2. Adolescentes dans le système concentrationnaire

 

Andrée Gros-Duruisseau :

 

« 15 mars 1944. Je me suis retrouvée à la prison d’Angoulême. J’ai fait un séjour de deux mois et cinq jours de cellules, de cachots et d’interrogatoires assez musclés. Les Allemands savaient que j’étais au courant de tellement de choses qu’ils pensaient qu’en me battant, je dévoilerais ce qu’ils cherchaient. Je n’avais pas le droit de communiquer avec mes parents. On me disait : « Vous avez droit à des colis. ». Mes parents me faisaient envoyer des colis mais on ne me les donnait pas.

Je suis ensuite transférée au Fort de Romainville. A Romainville, j’ai été heureuse car je n’avais plus d’interrogatoires. 

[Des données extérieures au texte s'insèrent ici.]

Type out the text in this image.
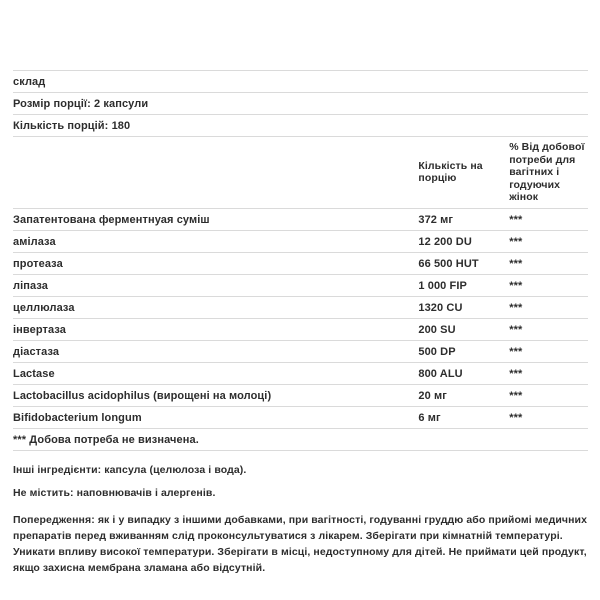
склад		
Розмір порції: 2 капсули		
Кількість порцій: 180		
	Кількість на порцію	% Від добової потреби для вагітних і годуючих жінок
Запатентована ферментнуая суміш	372 мг	***
амілаза	12 200 DU	***
протеаза	66 500 HUT	***
ліпаза	1 000 FIP	***
целлюлаза	1320 CU	***
інвертаза	200 SU	***
діастаза	500 DP	***
Lactase	800 ALU	***
Lactobacillus acidophilus (вирощені на молоці)	20 мг	***
Bifidobacterium longum	6 мг	***
*** Добова потреба не визначена.		

Інші інгредієнти: капсула (целюлоза і вода).

Не містить: наповнювачів і алергенів.

Попередження: як і у випадку з іншими добавками, при вагітності, годуванні груддю або прийомі медичних препаратів перед вживанням слід проконсультуватися з лікарем. Зберігати при кімнатній температурі. Уникати впливу високої температури. Зберігати в місці, недоступному для дітей. Не приймати цей продукт, якщо захисна мембрана зламана або відсутній.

Un jour, j’ai cru que j’étais libérée car on m’a rendu mes boucles d’oreilles et ma bague. Je me suis retrouvée dans la cour avec une trentaine d’hommes et nous étions quatre femmes. On nous a mis les menottes et direction la gare. Le chef de train a pris nos adresses et mes parents ont reçu un papier leur annonçant notre départ pour Paris. Nous avons été séparés. Je me suis retrouvée avec deux Charentaises, que j’ai appelé plus tard mes mamans, car je quittais ma famille pour la première fois. Nous sommes parties au Fort de Romainville. J’avais peur des interrogatoires car jusque là, j’avais réussi à ne rien dire. Le Fort de Romainville ne m’a pas laissé un trop mauvais souvenir. J’étais avec mes deux mamans.

 

Nous avons débarqué à la gare de Sarrebruck. On nous avait prévenues en quittant Romainville qu’on n’allait pas manger pendant plusieurs jours : « On vous donne un colis de la Croix Rouge et ce colis ne le mangez pas car pendant trois jours on ne vous donnera rien à manger ». Bien sur on n’a pas touché au colis mais en arrivant à la gare de Sarrebruck, on nous a dit : « Déposez tous vos colis. ». J’ai regretté beaucoup de ne pas avoir mangé tout ce qu’il y avait dans mon colis car j’avais été très privée en prison. On nous met dans des « paniers à salades », des camions grillagés. On arrive dans un camp qui s’appelle Neue Bremm (je l’ai su plus tard) et là j’ai pensé sincèrement que j’étais dans un asile d’aliénés. Il y avait un grand bac avec de l’eau très sale… Ce n’était pas une piscine. On nous a laissé le temps de bien voir, de nous imprégner. J’ai vu des hommes avec des fers aux pieds, attachés, à qui on disait : « Couchés ! Debout ! ». Après on leur faisait faire la danse du crapaud. Ils étaient accroupis les mains derrière les genoux et ils devaient sauter. Et ceux qui tombaient… C’était comme des fantômes. Ils étaient très très maigres. Et ils tombaient. Et ils mouraient sous nos yeux.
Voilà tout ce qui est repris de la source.